Enfin sur le racisme anti-noir : si il avait été plus avantageux d’importer
des esclaves Indiens ou Chinois (d’ailleurs lorsque l’esclavage fut aboli ou
que le Pacifique devint une zone d’échange Amériques/Asie) dans les Caraïbes ou
aux Etats-Unis : très rapidement coolies indiens ou chinois arrivèrent : leur
situation ne différait pas tant dans la pratique que la condition d’esclave) s’il avait été plus facile de prendre des
esclaves Maures ou Turcs : la situation aurait abouti à la même chose : à savoir que
le temps passant, l’idée que tel groupe qui a été asservi pour telle ou telle
raison, en raison de telles ou telles circonstances, etc… est/était « naturellement » destiné à
l’être : le discours raciste arrive(ra) après par la "force des choses et
de l’habitude" afin de rationaliser le modèle en place : modèle né de
circonstances historiques et géographiques particulières dans ce cas précis :
l’Afrique était pour son malheur juste en face des Amériques…

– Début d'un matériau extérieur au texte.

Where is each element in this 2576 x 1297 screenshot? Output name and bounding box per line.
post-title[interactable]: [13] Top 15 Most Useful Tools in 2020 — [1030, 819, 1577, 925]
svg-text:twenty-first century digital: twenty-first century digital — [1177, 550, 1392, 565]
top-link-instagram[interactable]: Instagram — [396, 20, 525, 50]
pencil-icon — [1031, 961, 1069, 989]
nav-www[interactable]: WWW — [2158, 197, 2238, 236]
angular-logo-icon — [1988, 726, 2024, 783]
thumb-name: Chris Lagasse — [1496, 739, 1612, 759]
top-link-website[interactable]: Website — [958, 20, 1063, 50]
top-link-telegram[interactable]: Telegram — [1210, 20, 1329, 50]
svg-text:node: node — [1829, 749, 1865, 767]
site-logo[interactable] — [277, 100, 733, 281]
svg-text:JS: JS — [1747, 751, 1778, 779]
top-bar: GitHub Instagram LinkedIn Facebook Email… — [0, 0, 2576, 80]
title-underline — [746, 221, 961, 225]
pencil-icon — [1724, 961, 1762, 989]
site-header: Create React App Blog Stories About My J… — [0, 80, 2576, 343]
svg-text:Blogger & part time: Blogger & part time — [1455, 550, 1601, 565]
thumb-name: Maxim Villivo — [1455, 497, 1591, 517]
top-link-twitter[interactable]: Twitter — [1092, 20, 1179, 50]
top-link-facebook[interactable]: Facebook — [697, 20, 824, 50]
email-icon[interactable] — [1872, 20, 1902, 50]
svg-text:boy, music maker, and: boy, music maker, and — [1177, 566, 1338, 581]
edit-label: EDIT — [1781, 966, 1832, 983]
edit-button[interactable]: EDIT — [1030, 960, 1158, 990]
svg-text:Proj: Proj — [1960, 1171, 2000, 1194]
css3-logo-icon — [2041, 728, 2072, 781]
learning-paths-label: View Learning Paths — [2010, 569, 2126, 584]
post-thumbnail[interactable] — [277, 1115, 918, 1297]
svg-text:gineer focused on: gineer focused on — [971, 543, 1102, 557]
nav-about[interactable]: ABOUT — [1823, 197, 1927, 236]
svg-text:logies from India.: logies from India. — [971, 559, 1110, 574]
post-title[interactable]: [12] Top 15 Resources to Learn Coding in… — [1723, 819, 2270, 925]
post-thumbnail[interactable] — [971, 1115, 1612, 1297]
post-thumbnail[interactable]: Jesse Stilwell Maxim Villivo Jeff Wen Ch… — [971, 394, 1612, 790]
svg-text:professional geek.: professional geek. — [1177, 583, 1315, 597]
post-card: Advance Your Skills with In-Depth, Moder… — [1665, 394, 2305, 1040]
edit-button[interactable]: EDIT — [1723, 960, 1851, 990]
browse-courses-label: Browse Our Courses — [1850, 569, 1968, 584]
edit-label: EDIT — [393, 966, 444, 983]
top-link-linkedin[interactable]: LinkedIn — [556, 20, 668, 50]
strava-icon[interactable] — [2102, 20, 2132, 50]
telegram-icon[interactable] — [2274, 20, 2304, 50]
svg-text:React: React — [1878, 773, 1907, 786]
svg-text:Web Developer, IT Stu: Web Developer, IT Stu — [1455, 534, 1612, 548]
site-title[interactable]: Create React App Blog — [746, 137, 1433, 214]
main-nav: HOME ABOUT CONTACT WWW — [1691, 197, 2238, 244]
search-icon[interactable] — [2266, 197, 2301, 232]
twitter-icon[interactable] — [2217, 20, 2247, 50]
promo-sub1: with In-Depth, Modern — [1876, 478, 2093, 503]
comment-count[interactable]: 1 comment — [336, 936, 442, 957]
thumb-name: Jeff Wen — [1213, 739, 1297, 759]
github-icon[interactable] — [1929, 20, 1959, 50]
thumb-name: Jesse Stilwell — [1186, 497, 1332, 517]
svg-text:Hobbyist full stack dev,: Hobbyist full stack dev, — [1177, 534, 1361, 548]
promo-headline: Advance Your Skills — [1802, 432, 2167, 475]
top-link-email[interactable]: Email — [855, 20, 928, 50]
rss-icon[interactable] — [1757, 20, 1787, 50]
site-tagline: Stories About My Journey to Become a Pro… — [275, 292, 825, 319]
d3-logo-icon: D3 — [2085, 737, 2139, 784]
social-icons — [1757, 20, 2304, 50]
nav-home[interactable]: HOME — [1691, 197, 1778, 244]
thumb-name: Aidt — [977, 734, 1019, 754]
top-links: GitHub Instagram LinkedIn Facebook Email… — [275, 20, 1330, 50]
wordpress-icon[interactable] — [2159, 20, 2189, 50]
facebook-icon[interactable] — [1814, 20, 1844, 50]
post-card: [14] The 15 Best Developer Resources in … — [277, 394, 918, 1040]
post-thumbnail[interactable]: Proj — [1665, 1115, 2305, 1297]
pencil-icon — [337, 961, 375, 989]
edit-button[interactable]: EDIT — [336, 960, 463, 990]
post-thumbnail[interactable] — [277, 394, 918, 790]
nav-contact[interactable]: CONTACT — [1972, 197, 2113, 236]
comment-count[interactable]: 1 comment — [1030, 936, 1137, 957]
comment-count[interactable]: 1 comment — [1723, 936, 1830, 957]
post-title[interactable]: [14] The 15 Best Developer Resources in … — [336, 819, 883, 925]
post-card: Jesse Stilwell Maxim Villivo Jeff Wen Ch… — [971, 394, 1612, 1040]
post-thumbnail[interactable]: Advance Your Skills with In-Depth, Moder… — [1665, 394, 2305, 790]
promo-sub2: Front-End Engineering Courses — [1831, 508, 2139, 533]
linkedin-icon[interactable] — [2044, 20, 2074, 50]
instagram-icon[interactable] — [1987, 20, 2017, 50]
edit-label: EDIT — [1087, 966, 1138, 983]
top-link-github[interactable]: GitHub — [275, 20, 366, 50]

Bref la »colour line" ne s’est pas imposée uniquement ou
directement en fonction de la couleur de la peau ou des « vertus »
supposées du Noir que tel ou tel préconçu leur prêtait (ensuite les Noirs en dehors
de l’espace ibérique étaient inconnus de la plupart des Européens : le racisme
anti-noir ) : il y a eu avant tout un ensemble de raisons pratiques, politiques
et religieuses ( croyants vs infidèles/païens) mais aussi économiques : a) l’existence d’un
marché de l’esclavage en Afrique Occidentale (pré-existant à la traite transatlantique :
les esclaves noirs étaient connus depuis des siècles dans la péninsule ibérique) :
« facile d’accès » et avec une distance Afrique>Amériques plus
courte que pour d’autres potentiels marchés de traite (donc pertes amoindries
(en temps et esclaves perdus) et bénéfices accrus) et facilité de « remplacement »
rapide (taux de mortalité élevé notamment dans le domaine sud-américain et dans
les premiers siècles de la traite : après « l’élevage d’esclaves » sur
place sera privilégié) b) peuples ayant
développé maitrise et techniques agricoles compatibles avec les cultures dans
les colonies, et avec le climat et l’environnement (à nouveau ici meilleure
rentabilité économique si les esclaves disposent du B.A.BA en agriculture pas
le cas des Amérindiens par exemple) enfin c) les guerres interafricaines (dont
la traite fut souvent une cause majeure : courses aux armements européens entre royaumes
africains, souvent stimulée par les négriers lorsque le marché semblait se
tarir ou que des monarques ou groupes africains montraient quelque velléité de
suspendre ce commerce) et donc d) des raisons religieuses qui faisaient que
grosso modo tout le monde non-chrétien (dans le cadre de la traite
transatlantique, il s’entend) pouvait être asservi.